A queste cooperative e a queste aziende, secondo quanto prevede la proposta di legge, la Regione Sicilia dovrà dare il massimo sostegno, attraverso le garanzie per l’accesso al credito e la previsione di apposite “misure” all’interno dei Programmi di sviluppo rurale (Psr), capaci di favorire l’insediamento di imprese e di coop sui terreni pubblici abbandonati, con i Comuni che – dal canto loro – dovranno adoperarsi per dare strumenti e servizi ai soggetti affidatari dei terreni abbandonati. Non solo. Il disegno di legge prevede che anche i beni confiscati alle mafie siano inseriti nella Banca della terra e fungano da “volano” per questa nuova esperienza. Grazie al modello fondato sulle cooperative, il riuso a fini sociali dei beni confiscati alla mafia è diventata un’attività che oggi dà lavoro a molti giovani. Su questo modello intende insistere la Flai per una gestione produttiva dei beni inutilizzati. Un modello cooperativo che la Sicilia utilizzava già alla fine dell’Ottocento, insieme all’Emilia Romagna e alla Toscana, ma che la repressione del movimento dei Fasci dei lavoratori (gennaio 1894) stroncò sul nascere, e che venne riproposto sia nei primi del Novecento, sia durante il “biennio rosso” (1919-20), sia nel secondo dopoguerra.

Il rilancio oggi dell’aspirazione del mondo contadino e bracciantile ad avere terra da coltivare costituisce un’operazione culturale antica e moderna. Si collega infatti alla storia più eroica del movimento sindacale in Sicilia, ma tenta anche di dare risposte ai bisogni attuali di sfamare le persone e di dar loro un lavoro, di difendere il suolo dai mutamenti climatici, di affermare una nuova cultura capace di abbandonare per sempre la vocazione all’assistenzialismo per imboccare la via dello sviluppo nella legalità e nel rispetto dei diritti delle persone.
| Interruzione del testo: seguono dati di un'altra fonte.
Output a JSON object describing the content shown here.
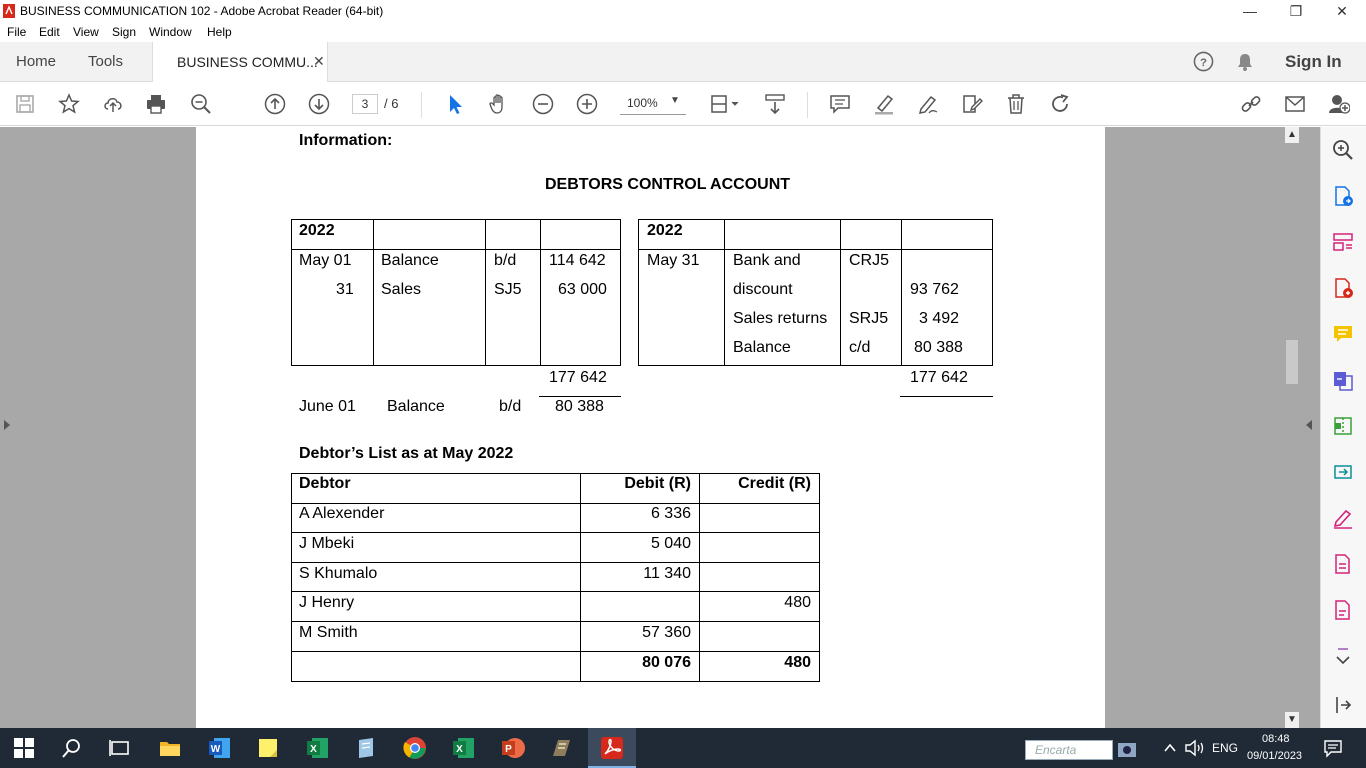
{
  "window": {
    "title": "BUSINESS COMMUNICATION 102 - Adobe Acrobat Reader (64-bit)"
  },
  "menu": [
    "File",
    "Edit",
    "View",
    "Sign",
    "Window",
    "Help"
  ],
  "tabs": {
    "home": "Home",
    "tools": "Tools",
    "doc": "BUSINESS COMMU..."
  },
  "sign_in": "Sign In",
  "toolbar": {
    "page_current": "3",
    "page_total": "/ 6",
    "zoom": "100%"
  },
  "document": {
    "info_heading": "Information:",
    "account_title": "DEBTORS CONTROL ACCOUNT",
    "debit_side": {
      "year": "2022",
      "rows": [
        {
          "date": "May 01",
          "detail": "Balance",
          "folio": "b/d",
          "amount": "114 642"
        },
        {
          "date": "31",
          "detail": "Sales",
          "folio": "SJ5",
          "amount": "63 000"
        }
      ],
      "total": "177 642"
    },
    "credit_side": {
      "year": "2022",
      "date": "May 31",
      "rows": [
        {
          "detail": "Bank and",
          "folio": "CRJ5",
          "amount": ""
        },
        {
          "detail": "discount",
          "folio": "",
          "amount": "93 762"
        },
        {
          "detail": "Sales returns",
          "folio": "SRJ5",
          "amount": "3 492"
        },
        {
          "detail": "Balance",
          "folio": "c/d",
          "amount": "80 388"
        }
      ],
      "total": "177 642"
    },
    "carried": {
      "date": "June 01",
      "detail": "Balance",
      "folio": "b/d",
      "amount": "80 388"
    },
    "list_heading": "Debtor’s List as at May 2022",
    "list_headers": {
      "debtor": "Debtor",
      "debit": "Debit (R)",
      "credit": "Credit (R)"
    },
    "list_rows": [
      {
        "debtor": "A Alexender",
        "debit": "6 336",
        "credit": ""
      },
      {
        "debtor": "J Mbeki",
        "debit": "5 040",
        "credit": ""
      },
      {
        "debtor": "S Khumalo",
        "debit": "11 340",
        "credit": ""
      },
      {
        "debtor": "J Henry",
        "debit": "",
        "credit": "480"
      },
      {
        "debtor": "M Smith",
        "debit": "57 360",
        "credit": ""
      }
    ],
    "list_totals": {
      "debit": "80 076",
      "credit": "480"
    }
  },
  "taskbar": {
    "search_placeholder": "Encarta",
    "time": "08:48",
    "date": "09/01/2023",
    "lang": "ENG"
  },
  "colors": {
    "accent_blue": "#1473e6",
    "acrobat_red": "#d6281b",
    "tool_pink": "#d4237a"
  }
}
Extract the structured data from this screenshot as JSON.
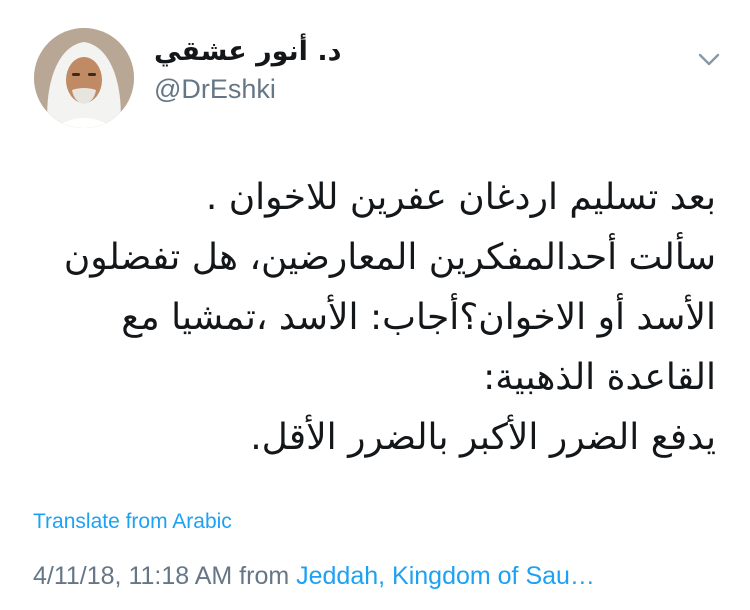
{
  "user": {
    "display_name": "د. أنور عشقي",
    "handle": "@DrEshki"
  },
  "tweet": {
    "lines": [
      "بعد تسليم اردغان عفرين للاخوان .",
      "سألت أحدالمفكرين المعارضين، هل تفضلون",
      "الأسد أو الاخوان؟أجاب: الأسد ،تمشيا مع",
      "القاعدة الذهبية:",
      "يدفع الضرر الأكبر بالضرر الأقل."
    ]
  },
  "translate_label": "Translate from Arabic",
  "meta": {
    "timestamp": "4/11/18, 11:18 AM",
    "from": "from",
    "location": "Jeddah, Kingdom of Sau…"
  },
  "colors": {
    "link": "#1da1f2",
    "secondary": "#657786",
    "text": "#14171a"
  },
  "icons": {
    "menu": "chevron-down-icon",
    "avatar": "avatar"
  }
}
Un ultimo cenno a quanto previsto dal disegno di legge relativamente alla creazione di “orti sociali urbani”, utilizzando terreni agricoli abbandonati, aree industriali dismesse, terreni adibiti a verde pubblico. Gli orti urbani, già sperimentati a Palermo e in altre città italiane, potranno favorire i contatti delle persone con la terra e la produzione di ortaggi e frutta a uso familiare.